Archive for ‘Health Care’

July 13, 2011

Health: It’s not always about the money

There are many places where money would make a difference. However for many of the problems in the health care system it’s about organization, not money.

It seems that health care is the last hiding place of old fashioned, non creative thinkers. On the right we have those who feel only privatization can solve issues, an approach proven elsewhere to be expensive and, yes, inefficient.

On the left are those who feel any suggestion of change is an attack on the public nature of medicare. To them the words ‘competition’ or ‘efficiency’ smack of privatization. They often do. But not always. One can have competition for models of service delivery within a public system and still be fully compatible with, and even advance, the public system. I myself called for such an approach almost twenty years ago in a paper submitted to The Premier’s Council.

In my dealings with many levels of bureaucrats at the Ministry of Health and Long Term Care in Ontario over many years and in many capacities I have become dismayed by the level of understanding of the issues and the unwillingness to look at creative solutions. I say this from a sympathetic point of view. I support the general conceptualization of the Ministry bureaucracy and its attempts to control and administer a complex care system.

But, wow, some of the minds there just defy reason.

I’m thinking about writing a series of articles on health. More about that later.

Right now I would just like to recount a story that exemplifies the issues I am talking about.

Last Friday my father developed some pain in his leg. He called me and, because I don’t like to manage my parents’ medical conditions, I told him to call his family doctor and get in to see him. He called. His physician is on holidays with a message on his machine advising patients to go to the Emergency Department (ER) if they have a problem. Very helpful.

So, reluctantly, I told my father to go to the ER. He went to Sunnybrook ER at about 2:30 Friday afternoon. Friday afternoons are always busy because doctors leave their offices early and people worry about conditions that have festered for days but suddenly they realize a weekend is upon them and their doctor won’t be available.

When he was finally admitted, past midnight, I wasn’t too surprised. But some of the details are interesting.

First, they found a slightly abnormal kidney test. They didn’t know if it was a new issue or a longstanding one. Well, after all the hype about Electronic Medical Records, one might think they could retrieve previous results to compare. Nope.

They had the same question about an abnormal heart rhythm they discovered. Was it new? Can’t check.

So, they admitted him for some minor tweaking of his medication and for observation. Needless to say, they also spent money repeating tests he has recently had done as an outpatient. He was released on Monday.

I spoke to the physician looking after him. Had they called CCAC (Community Care Access Centre) to arrange for some in-home help for him and his frail wife (both of whom are 91 yr old)? No. Why? Well he is going home today and there isn’t time to arrange it before he leaves hospital. Why did they not look after it on the weekend? Social Services division doesn’t work on the weekend!

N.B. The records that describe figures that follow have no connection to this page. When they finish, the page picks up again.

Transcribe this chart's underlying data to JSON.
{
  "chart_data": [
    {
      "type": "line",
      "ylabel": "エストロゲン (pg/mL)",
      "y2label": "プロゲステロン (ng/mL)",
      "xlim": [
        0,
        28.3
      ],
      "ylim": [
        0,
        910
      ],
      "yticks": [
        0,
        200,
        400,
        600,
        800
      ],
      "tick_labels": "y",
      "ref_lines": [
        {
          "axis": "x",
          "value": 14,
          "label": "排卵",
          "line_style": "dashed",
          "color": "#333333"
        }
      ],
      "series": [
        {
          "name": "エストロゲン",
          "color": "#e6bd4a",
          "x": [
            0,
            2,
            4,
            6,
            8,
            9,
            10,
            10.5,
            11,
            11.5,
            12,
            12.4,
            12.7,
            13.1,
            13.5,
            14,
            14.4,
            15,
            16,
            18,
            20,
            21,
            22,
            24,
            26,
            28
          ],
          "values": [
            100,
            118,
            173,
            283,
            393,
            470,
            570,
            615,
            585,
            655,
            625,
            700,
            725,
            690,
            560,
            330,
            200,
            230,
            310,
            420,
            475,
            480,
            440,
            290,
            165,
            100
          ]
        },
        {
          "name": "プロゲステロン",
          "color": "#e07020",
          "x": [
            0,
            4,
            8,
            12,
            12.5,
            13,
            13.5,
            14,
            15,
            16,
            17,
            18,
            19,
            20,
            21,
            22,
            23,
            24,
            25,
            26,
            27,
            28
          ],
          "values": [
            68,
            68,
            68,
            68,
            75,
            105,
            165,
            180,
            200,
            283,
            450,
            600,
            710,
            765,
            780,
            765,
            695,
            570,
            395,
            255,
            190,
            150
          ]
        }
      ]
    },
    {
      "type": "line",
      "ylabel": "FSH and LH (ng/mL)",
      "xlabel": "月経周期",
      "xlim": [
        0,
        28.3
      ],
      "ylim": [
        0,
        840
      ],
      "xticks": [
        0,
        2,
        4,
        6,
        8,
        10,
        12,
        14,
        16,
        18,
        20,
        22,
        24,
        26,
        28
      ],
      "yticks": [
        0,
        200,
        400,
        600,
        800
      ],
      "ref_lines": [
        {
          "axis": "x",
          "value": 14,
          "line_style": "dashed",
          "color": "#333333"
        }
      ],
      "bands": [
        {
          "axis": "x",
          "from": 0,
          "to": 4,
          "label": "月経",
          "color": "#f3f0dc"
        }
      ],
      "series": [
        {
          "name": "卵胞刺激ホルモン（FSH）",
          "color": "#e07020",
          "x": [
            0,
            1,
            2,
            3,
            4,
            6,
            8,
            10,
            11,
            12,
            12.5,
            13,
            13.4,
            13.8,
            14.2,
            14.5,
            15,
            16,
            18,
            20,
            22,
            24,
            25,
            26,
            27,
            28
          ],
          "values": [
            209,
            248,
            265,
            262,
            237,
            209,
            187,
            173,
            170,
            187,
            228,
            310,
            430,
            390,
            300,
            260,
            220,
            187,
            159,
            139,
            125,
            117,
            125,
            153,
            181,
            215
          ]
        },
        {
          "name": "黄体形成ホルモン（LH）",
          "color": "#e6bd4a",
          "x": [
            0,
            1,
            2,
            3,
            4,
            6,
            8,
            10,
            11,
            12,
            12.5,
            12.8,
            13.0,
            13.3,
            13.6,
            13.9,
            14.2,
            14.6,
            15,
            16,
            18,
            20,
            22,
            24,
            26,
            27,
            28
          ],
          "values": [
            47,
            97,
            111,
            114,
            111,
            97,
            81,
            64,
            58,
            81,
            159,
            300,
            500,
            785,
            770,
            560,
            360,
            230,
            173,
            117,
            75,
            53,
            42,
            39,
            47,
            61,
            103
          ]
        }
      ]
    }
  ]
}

Here’s another example. About four years ago I cut my hand in a bicycle accident. So I wrapped it in a towel and had my son drop me off at Toronto Western Hospital ER. I walked in and went to what appeared to be the check in window. No one was there. I wandered around for a little while and then decided I had the right spot. So I sat down to wait.

After about 20 to 30 minutes I noticed someone had returned to the kiosk. So I went over to ‘sign in’. I showed my bandaged hand and told them that I was going to need stitching up.

They took my name, address, OHIP number, etc and told me to sit and wait.

And so I did for a couple of hours. I’m not complaining about the waiting… I expected that.

What happened next is the issue. They took me into a cubicle, unwrapped my hand, pronounced that stitches were necessary and that I needed to soak my hand in antiseptic for 20 minutes.

If you were running an Emergency department, don’t you think you might deal with this first? I mean….laceration, soak in antiseptic, suture. So wouldn’t you have the person sitting waiting with their hand in antiseptic rather than stop and have to do it later?

This is what I mean when I talk about organizational skills rather than money.

Not only is it better medical care and kinder to the patient, but it is also MORE EFFICIENT to properly triage, to think ahead and to prepare your care in an insightful and orderly fashion.

There are but trivial examples.

Now don’t get me wrong. If you gave me money to spend on the health care system, I would find places to spend it. And I really should say that there are a lot of good and caring people in health care. And some of them are really smart and are making a difference in the provision of services.

But with some of the people running things right now, I’m not so sure money would make as much of a difference as it should. I don’t think I have met a more uptight, unwilling to change, watch my backside group of people anywhere like some of those in administrative positions in health care.